Docs.com
- Website type: File hosting service
- Dissolved: December 15, 2017; 8 years ago
- Successor: SlideShare
- Owner: Microsoft
- Website: docs.com
- Registration: Microsoft Account (required to upload files)
- Launched: April 21, 2010; 16 years ago
- Current status: Discontinued on December 15, 2017

= Docs.com =

Public document sharing service from Microsoft

Docs.com was a website where users could discover, upload and share Office documents. Supported file types included Word documents, Excel spreadsheets, PowerPoint presentations, Mix video presentations and Sways. Users could also add PDFs and URLs on to their page. Docs.com was a part of Microsoft Office Online.

On June 9, 2017, Microsoft announced it would shut down Docs.com on December 15, 2017 in favor of the acquired SlideShare with its LinkedIn purchase. It is now a redirect to Microsoft's technical documentation that resides at docs.microsoft.com.

== Collaboration with Facebook ==

Prior to its redesign Docs.com was a collaboration between Microsoft FUSE Labs and Facebook to provide a basic online document editing suite, similar to Google Docs. It is designed to make it easy to discover, create and share Office documents with your Facebook friends. It was announced and officially launched during Facebook f8 conference on April 21, 2010 by Mark Zuckerberg and Lili Cheng.

Docs.com originally offered the capability to upload or create new Word, Excel or PowerPoint documents. Users may view and edit documents online even if they did not have Microsoft Office installed on their device. However, the docs.com web editors integrate with Office so that users may edit documents on their PC or Mac and save them directly back to the cloud. Docs.com also supports upload and in-browser viewing of PDF documents. In January 2011, the site gained support for additional languages.

Docs.com for Facebook was targeting individual users (e.g. students). A similar offering from Microsoft Office Live is directed at business customers.

=== Technical details ===
The Facebook-based Docs.com used Facebook Connect for user authentication. Furthermore, the service was modeled after the Facebook Photos application and uses similar sharing settings so that users may easily invite their friends to either view or edit their documents. Docs.com integrates into the Facebook UI much like photos by providing a homepage within Facebook, a profile tab, and by posting documents to a user's Facebook Wall. The service is built using Microsoft's Office Web Apps and was compatible with the contemporary major browsers: Internet Explorer, Firefox, Safari and Chrome.

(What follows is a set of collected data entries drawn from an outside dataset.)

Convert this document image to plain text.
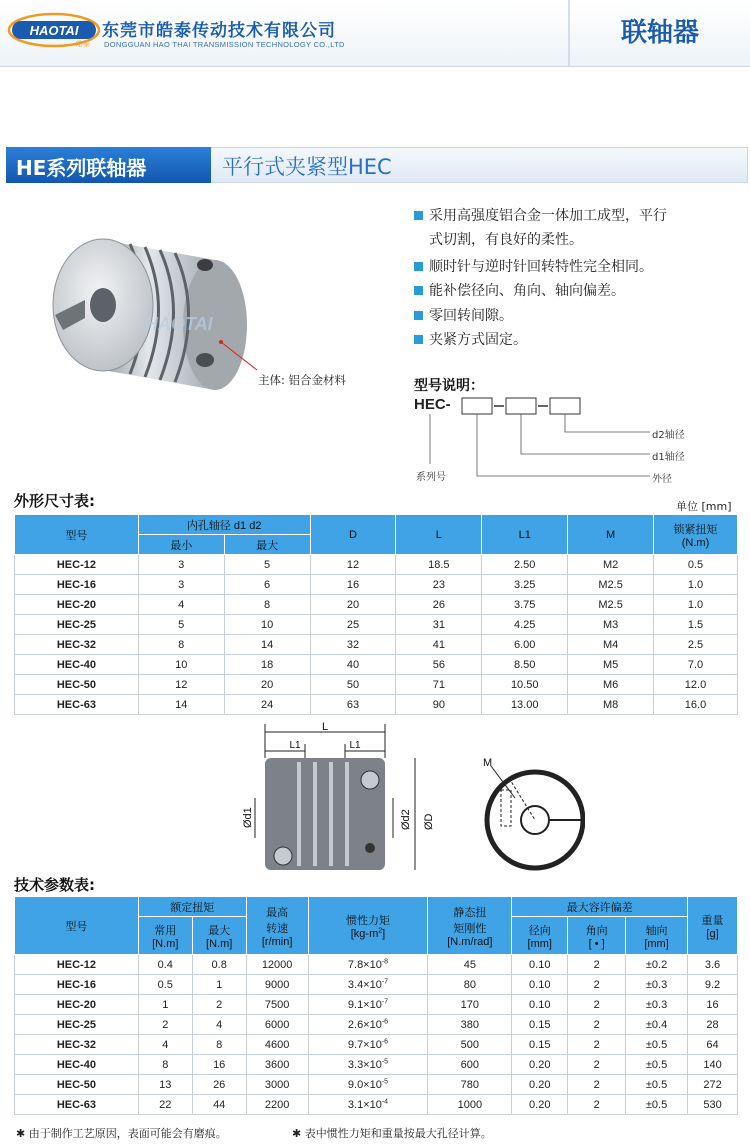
HAOTAI
皓泰
东莞市皓泰传动技术有限公司
DONGGUAN HAO THAI TRANSMISSION TECHNOLOGY CO.,LTD	联轴器
HE系列联轴器	平行式夹紧型HEC
HAOTAI
主体: 铝合金材料
采用高强度铝合金一体加工成型，平行
式切割，有良好的柔性。
顺时针与逆时针回转特性完全相同。
能补偿径向、角向、轴向偏差。
零回转间隙。
夹紧方式固定。
型号说明：
HEC-
d2轴径
d1轴径
外径
系列号
外形尺寸表:	单位 [mm]
型号	内孔轴径 d1 d2		D	L	L1	M	锁紧扭矩
(N.m)
	最小	最大					
HEC-12	3	5	12	18.5	2.50	M2	0.5
HEC-16	3	6	16	23	3.25	M2.5	1.0
HEC-20	4	8	20	26	3.75	M2.5	1.0
HEC-25	5	10	25	31	4.25	M3	1.5
HEC-32	8	14	32	41	6.00	M4	2.5
HEC-40	10	18	40	56	8.50	M5	7.0
HEC-50	12	20	50	71	10.50	M6	12.0
HEC-63	14	24	63	90	13.00	M8	16.0
L
L1	L1
Ød1	Ød2 ØD
M
技术参数表:
型号	额定扭矩		最高
转速
[r/min]	惯性力矩
$[kg-m^2]$	静态扭
矩刚性
[N.m/rad]	最大容许偏差			重量
[g]
	常用
[N.m]	最大
[N.m]				径向
[mm]	角向
[ • ]	轴向
[mm]	
HEC-12	0.4	0.8	12000	$7.8\times 10^{-8}$	45	0.10	2	±0.2	3.6
HEC-16	0.5	1	9000	$3.4\times 10^{-7}$	80	0.10	2	±0.3	9.2
HEC-20	1	2	7500	$9.1\times 10^{-7}$	170	0.10	2	±0.3	16
HEC-25	2	4	6000	$2.6\times 10^{-6}$	380	0.15	2	±0.4	28
HEC-32	4	8	4600	$9.7\times 10^{-6}$	500	0.15	2	±0.5	64
HEC-40	8	16	3600	$3.3\times 10^{-5}$	600	0.20	2	±0.5	140
HEC-50	13	26	3000	$9.0\times 10^{-5}$	780	0.20	2	±0.5	272
HEC-63	22	44	2200	$3.1\times 10^{-4}$	1000	0.20	2	±0.5	530
✱ 由于制作工艺原因，表面可能会有磨痕。	✱ 表中惯性力矩和重量按最大孔径计算。
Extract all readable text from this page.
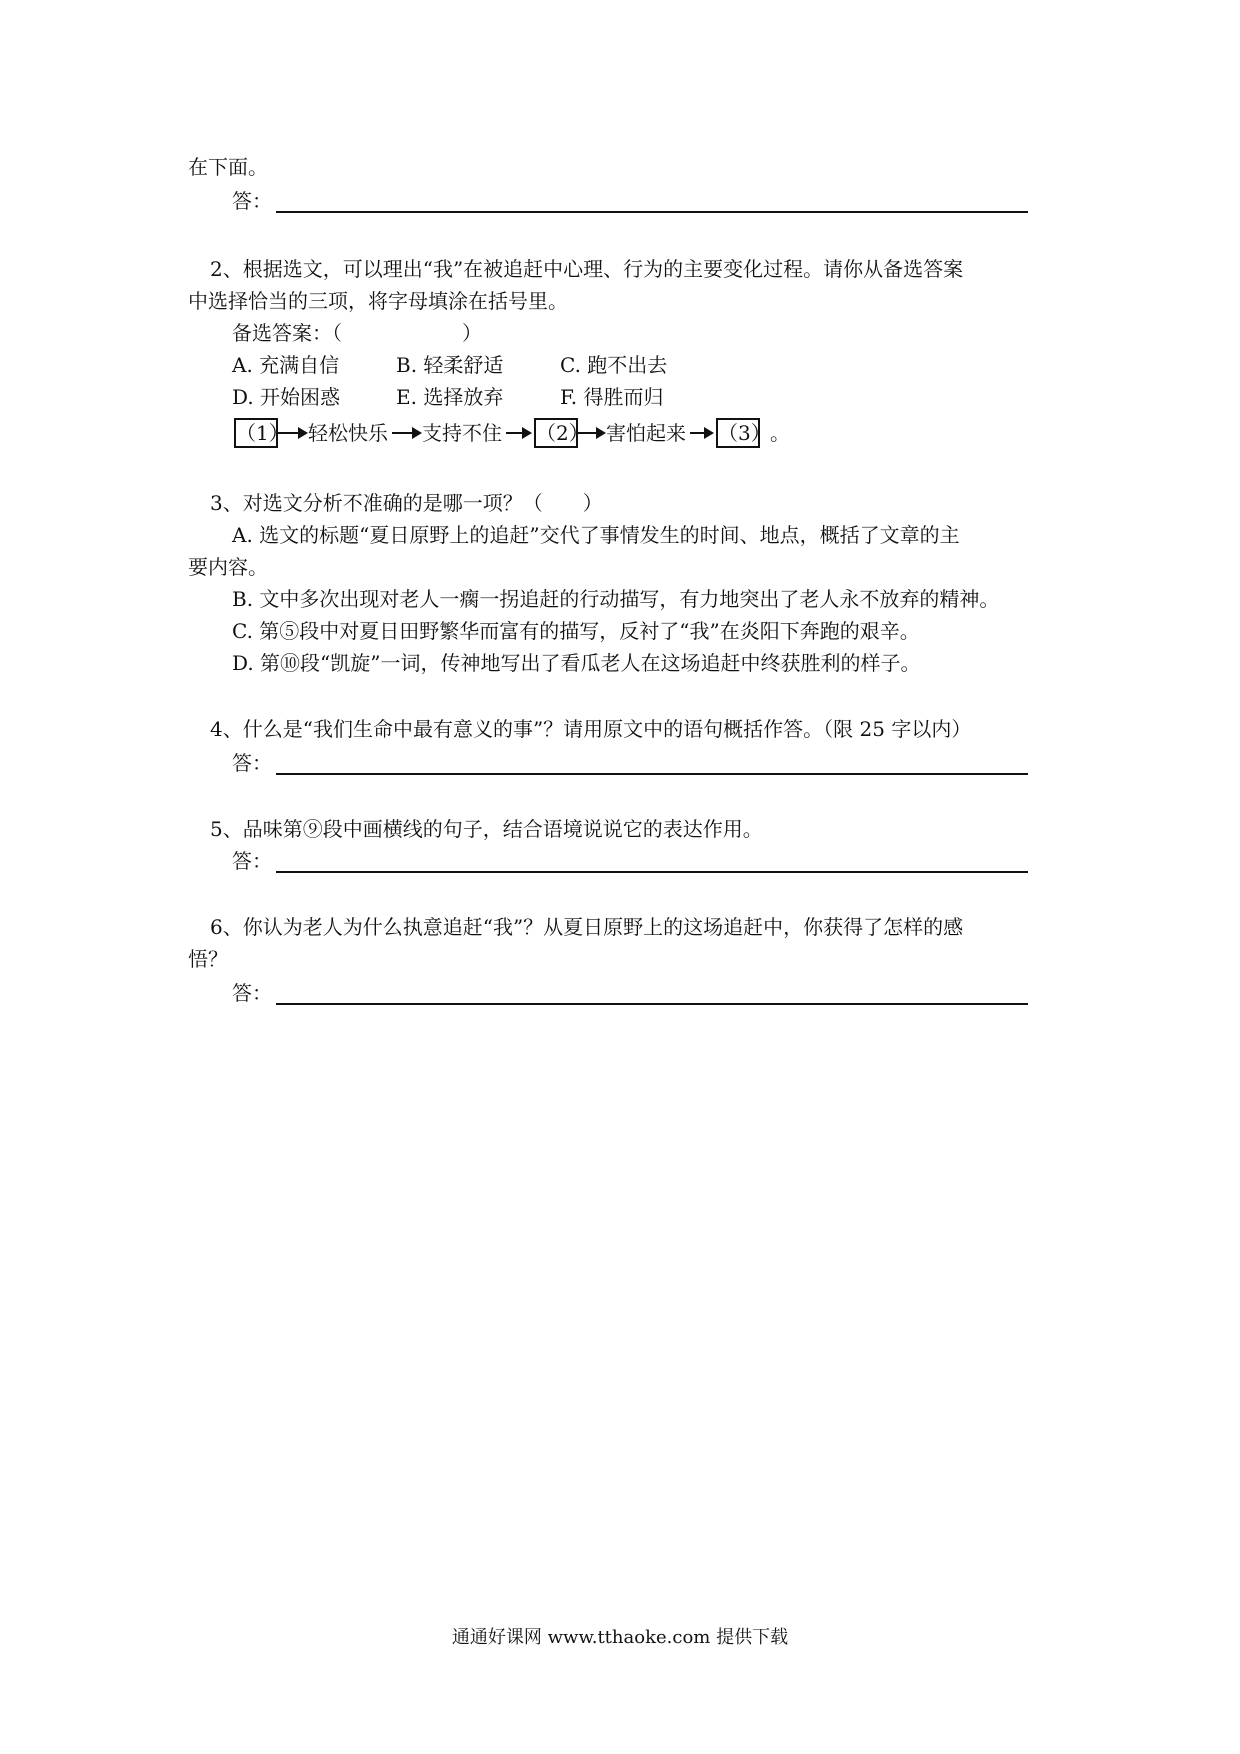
在下面。
答：
2、根据选文，可以理出“我”在被追赶中心理、行为的主要变化过程。请你从备选答案
中选择恰当的三项，将字母填涂在括号里。
备选答案：（　　　　　　）
A. 充满自信	B. 轻柔舒适	C. 跑不出去
D. 开始困惑	E. 选择放弃	F. 得胜而归
（1） 轻松快乐 支持不住 （2） 害怕起来 （3） 。
3、对选文分析不准确的是哪一项？（　　）
A. 选文的标题“夏日原野上的追赶”交代了事情发生的时间、地点，概括了文章的主
要内容。
B. 文中多次出现对老人一瘸一拐追赶的行动描写，有力地突出了老人永不放弃的精神。
C. 第⑤段中对夏日田野繁华而富有的描写，反衬了“我”在炎阳下奔跑的艰辛。
D. 第⑩段“凯旋”一词，传神地写出了看瓜老人在这场追赶中终获胜利的样子。
4、什么是“我们生命中最有意义的事”？请用原文中的语句概括作答。（限 25 字以内）
答：
5、品味第⑨段中画横线的句子，结合语境说说它的表达作用。
答：
6、你认为老人为什么执意追赶“我”？从夏日原野上的这场追赶中，你获得了怎样的感
悟？
答：
通通好课网 www.tthaoke.com 提供下载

=== Support for Facebook pages ===
Docs.com announced support for Facebook pages on July 8, 2010. Facebook page administrators had the option to create a shared folder where they may upload, create and edit shared documents. Documents can easily be posted to a Facebook page for the page's fans to view. Learn how the functionality works or how it was built.

== 2015 redesign ==
In 2015, Microsoft launched a new version of Docs.com. The redesigned service was created to make sharing documents less difficult over the web while also preserving source formatting. Among the supported formats are Microsoft Word, Microsoft PowerPoint, Microsoft Excel, PDF, and Office Sway among other Office-supported file-types, furthermore Docs.com offers importing features to quickly fetch documents from a user's PC and other Microsoft services such as OneDrive. Docs.com also supports commenting and the downloading of documents, but lacks the feature for users to collaborate on the same documents.

As part of the relaunch of Docs.com Microsoft merged its web accumulation software, Curah! with Docs.com, and at the time of the announcement launched the Windows 10 application for Office Sway which also integrated several of Curah!'s features.

== 2017 case of sensitive documents ==
On 25 March 2017, Microsoft temporarily disabled the search feature after the security researcher Kevin Beaumount discovered that some users had inadvertently uploaded confidential documents containing sensitive information such as passwords, social security numbers and bank statements. The search feature was restored on 27 March. According to PCWorld, many other document and productivity services (including Microsoft's) by default upload the document as private. However, users of Docs.com were in error as to the purpose of the service, despite its tagline "Share your work with the world".